RE: Forget about the law
by Morgan on Fri 23rd Sep 2016 00:51 in reply to "Forget about the law"
Morgan Member since:
2005-06-29

This is why I'm dumping Hangouts and FB messenger and going back to plain old SMS and email. Not iMessage either, but the 30+ year old texting and messaging technologies that were good enough for my parents, dammmit! If the three letter agencies are that concerned about what I text to my wife, my best friend, my mom, and my sister; well, let them look. They obviously have too much time on their hands.

If I ever do have something to say that I want to keep hidden I'll be sure to use a secure platform, even if that means a handwritten cypher passed via sneaker net. I simply can't think of a single thing I've said via third party or even first party messaging services that would be a security concern; I save that stuff for face to face conversations.

That said, I'm only speaking for myself. The world does need a better option, and I really hope someone, somewhere creates a truly secure end to end encrypted messaging protocol that is fully open source.
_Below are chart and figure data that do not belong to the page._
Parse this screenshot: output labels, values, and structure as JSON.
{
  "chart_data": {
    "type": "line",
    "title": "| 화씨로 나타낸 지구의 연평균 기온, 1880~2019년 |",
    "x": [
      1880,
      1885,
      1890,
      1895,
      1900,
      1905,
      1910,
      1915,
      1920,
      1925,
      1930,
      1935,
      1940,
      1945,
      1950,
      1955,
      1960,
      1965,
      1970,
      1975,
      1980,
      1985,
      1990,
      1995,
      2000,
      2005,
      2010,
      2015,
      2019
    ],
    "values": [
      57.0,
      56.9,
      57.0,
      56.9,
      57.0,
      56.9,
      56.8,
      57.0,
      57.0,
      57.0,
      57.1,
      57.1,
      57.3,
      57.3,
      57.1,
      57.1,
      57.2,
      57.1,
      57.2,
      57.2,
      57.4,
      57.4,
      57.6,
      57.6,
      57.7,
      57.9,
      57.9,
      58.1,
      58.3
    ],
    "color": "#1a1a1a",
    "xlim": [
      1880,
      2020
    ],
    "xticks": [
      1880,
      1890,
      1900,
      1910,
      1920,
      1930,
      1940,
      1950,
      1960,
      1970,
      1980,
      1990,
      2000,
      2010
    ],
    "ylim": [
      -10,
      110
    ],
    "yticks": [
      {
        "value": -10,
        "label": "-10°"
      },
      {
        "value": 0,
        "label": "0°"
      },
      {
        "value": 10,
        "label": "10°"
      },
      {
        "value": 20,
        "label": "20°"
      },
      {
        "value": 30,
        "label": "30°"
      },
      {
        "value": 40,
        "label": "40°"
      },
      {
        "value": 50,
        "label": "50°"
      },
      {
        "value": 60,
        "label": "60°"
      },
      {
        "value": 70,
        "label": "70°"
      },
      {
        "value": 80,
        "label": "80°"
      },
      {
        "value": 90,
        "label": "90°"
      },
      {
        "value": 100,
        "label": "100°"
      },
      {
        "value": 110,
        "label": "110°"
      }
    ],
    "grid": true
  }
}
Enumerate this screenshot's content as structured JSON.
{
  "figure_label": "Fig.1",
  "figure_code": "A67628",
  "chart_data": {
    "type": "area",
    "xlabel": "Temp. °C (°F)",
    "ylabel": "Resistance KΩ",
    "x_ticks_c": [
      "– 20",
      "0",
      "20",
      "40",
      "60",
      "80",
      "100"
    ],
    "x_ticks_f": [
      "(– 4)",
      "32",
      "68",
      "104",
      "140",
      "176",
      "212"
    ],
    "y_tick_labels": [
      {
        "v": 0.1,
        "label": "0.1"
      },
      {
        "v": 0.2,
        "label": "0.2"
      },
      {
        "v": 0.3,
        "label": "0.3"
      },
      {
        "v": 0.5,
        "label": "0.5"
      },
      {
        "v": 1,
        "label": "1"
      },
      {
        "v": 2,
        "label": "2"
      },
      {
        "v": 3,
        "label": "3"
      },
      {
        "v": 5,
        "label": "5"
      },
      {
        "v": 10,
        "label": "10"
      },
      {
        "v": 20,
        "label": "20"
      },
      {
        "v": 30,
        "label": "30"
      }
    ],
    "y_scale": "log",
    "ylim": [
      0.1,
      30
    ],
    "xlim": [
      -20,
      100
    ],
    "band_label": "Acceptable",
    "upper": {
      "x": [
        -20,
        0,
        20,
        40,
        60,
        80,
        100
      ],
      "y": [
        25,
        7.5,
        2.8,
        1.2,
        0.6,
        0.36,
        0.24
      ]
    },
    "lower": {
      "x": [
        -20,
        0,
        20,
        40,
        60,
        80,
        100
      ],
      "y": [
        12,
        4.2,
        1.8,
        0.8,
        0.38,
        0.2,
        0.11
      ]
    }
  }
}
There is Signal, but it only works on smartphones, and only those by Apple and Google (to function properly, the Chrome extension must connect to an Android device with Signal installed, which is bonkers). It's also not 100% open source, as the voice component is still proprietary[1]. We need something that is truly cross platform, that works with any Internet connection on any device, and is actually 100% open source. Anything less would be untrustworthy by default.

[1] http://news.softpedia.com/news/wire-drops-lawsuit-alleging-extortio...

Reply Parent Score: 2

RE[2]: Forget about the law
by darknexus on Fri 23rd Sep 2016 13:25 in reply to "RE: Forget about the law"
darknexus Member since:
2008-07-15

This is why I'm dumping Hangouts and FB messenger and going back to plain old SMS and email.

And that's supposed to help you... how? Carriers keep your SMS, and will share it at minimum with law enforcement. E-mail? Who, precisely, are the primary email providers? It doesn't matter one bit if you don't use them. It only matters that the people you email do. Same goes for your carrier: even if your carrier didn't log your SMS, your recipient's carrier probably does.
Tl;dr: Even if you are secure on your end, you can't guarantee the recipient is.

Reply Parent Score: 3

RE: Forget about the law
by kwan_e on Fri 23rd Sep 2016 13:35 in reply to "Forget about the law"
kwan_e Member since:
2007-02-18

what they say isn't that interesting, isn't that controversial, and isn't going to get them into trouble. Unless they've actually warranted it...
.
.
.
As ever, knee jerk reactions and hyperbole aren't useful, evaluate what products do and don't do, and use them (or not) appropriately.


https://www.theguardian.com/world/2013/aug/01/new-york-police-terror...

God help you if you had a brown sounding name, or if they decided to knock down your front door, you happened to be black at the time.